大きさは、いつも重要さではない
大きな人物は「重要」「力がある」と読まれがちです。出発点としては妥当ですが、それだけでは足りません。多くの子はまず自分か、紙の左寄りにいる人物から描きます。最初の一人が場所を取り、残りは押し込まれます。いちばん大きい人物は、単に最初に描かれただけということもあります。
距離と順番
人物どうしの間隔は、子どもが関係をどう感じているかを示す手がかりのなかでは比較的安定しています。毎回ひとりだけ家族から離して描かれる、あるいは子どもが自分を全員から遠くに置く——そこには話してみる価値のあることがあるかもしれません。

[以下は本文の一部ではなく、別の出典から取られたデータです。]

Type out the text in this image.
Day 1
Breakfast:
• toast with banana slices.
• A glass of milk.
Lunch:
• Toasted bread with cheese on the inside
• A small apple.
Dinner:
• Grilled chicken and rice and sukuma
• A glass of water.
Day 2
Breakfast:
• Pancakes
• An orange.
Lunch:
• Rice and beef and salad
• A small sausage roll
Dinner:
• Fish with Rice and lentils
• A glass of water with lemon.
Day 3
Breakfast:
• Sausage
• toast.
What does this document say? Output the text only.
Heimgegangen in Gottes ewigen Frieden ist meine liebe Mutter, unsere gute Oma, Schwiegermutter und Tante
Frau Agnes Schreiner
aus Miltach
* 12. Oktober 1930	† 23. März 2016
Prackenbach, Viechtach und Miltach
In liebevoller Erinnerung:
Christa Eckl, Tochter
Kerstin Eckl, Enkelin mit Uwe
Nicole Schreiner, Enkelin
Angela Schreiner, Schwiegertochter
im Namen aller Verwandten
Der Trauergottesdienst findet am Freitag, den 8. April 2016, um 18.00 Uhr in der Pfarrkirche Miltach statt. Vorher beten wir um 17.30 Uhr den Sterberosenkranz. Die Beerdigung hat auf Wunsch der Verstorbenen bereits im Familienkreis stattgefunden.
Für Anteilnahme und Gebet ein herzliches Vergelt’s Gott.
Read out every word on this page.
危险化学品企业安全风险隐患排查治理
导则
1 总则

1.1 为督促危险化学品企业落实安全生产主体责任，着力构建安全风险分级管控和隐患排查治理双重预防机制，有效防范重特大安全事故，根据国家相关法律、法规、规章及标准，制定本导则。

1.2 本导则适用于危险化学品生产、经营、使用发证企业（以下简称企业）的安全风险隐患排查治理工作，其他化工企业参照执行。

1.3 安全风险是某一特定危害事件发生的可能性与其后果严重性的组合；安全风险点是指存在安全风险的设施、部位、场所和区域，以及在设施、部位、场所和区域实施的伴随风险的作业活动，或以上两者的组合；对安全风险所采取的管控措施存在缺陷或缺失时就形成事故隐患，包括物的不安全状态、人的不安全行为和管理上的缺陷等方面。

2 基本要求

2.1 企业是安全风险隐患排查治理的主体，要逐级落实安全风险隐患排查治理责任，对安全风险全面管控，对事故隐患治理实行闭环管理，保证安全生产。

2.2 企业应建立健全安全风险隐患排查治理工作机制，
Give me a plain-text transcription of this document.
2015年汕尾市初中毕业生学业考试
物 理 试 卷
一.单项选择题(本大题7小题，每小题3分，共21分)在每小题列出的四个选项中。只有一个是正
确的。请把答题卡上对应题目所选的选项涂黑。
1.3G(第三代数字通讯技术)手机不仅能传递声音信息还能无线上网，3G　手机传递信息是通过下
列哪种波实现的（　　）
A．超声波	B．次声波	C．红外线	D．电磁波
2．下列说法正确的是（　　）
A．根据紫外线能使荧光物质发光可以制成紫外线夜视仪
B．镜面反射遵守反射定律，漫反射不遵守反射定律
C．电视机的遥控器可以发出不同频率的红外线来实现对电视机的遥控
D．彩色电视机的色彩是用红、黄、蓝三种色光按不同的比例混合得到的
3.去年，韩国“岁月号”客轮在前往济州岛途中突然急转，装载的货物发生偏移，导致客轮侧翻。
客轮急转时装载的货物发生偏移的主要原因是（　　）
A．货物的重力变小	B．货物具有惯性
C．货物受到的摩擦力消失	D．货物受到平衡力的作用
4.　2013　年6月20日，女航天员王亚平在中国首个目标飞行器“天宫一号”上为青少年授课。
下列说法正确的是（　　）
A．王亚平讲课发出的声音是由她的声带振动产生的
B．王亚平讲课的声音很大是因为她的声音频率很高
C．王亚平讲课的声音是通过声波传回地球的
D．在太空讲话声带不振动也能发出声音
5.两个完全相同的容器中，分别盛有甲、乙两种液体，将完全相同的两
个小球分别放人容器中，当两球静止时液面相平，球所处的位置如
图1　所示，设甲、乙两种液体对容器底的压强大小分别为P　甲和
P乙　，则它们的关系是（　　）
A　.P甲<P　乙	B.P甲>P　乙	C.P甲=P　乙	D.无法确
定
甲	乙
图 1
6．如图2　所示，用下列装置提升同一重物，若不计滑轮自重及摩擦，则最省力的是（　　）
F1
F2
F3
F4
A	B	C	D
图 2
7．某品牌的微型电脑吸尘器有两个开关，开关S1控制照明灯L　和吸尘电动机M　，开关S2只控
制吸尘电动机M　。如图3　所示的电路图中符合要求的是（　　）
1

| 要素 | よくある読み | それ以外に説明できること |
|---|---|---|
| とても大きな人物 | 重要さや力 | 最初に描かれ、紙が空いていた |
| いない人がいる | 距離や葛藤 | 場所がなくなった、あるいはその人が家にいなかった |
| 自分が集団から離れている | 外にいる感じ | 先に集団を描き、最後に自分を足した |
| 手のない人物 | 影響力が小さい感じ | この年齢では手を描くのが難しい |
| ペットが中央にいる | 動物との強い結びつき | 単にいちばん描きたいものがそれ |
よくある質問
子どもが自分を描きませんでした。心配ですか。
それだけでは心配いりません。場所が足りなかった、忘れた、指示が伝わっていなかった、いずれもあり得ます。何週間も繰り返し、ほかの様子の変化と重なるときに意味を持ちます。
父親をとても小さく描きました。意味がありますか。
多くを意味することも、何も意味しないこともあります。大きさは、意味と同じくらい描いた順番と残りの余白に左右されます。手がかりになるのは、同じ子に続けて見られる傾向です。
家族の絵を描くよう頼んでもいいですか。
提案するのは構いませんが、強いる必要はありません。頼まれて描いた絵は自発的な絵より語るものが少なめですが、あとで尋ねれば会話は同じように開きます。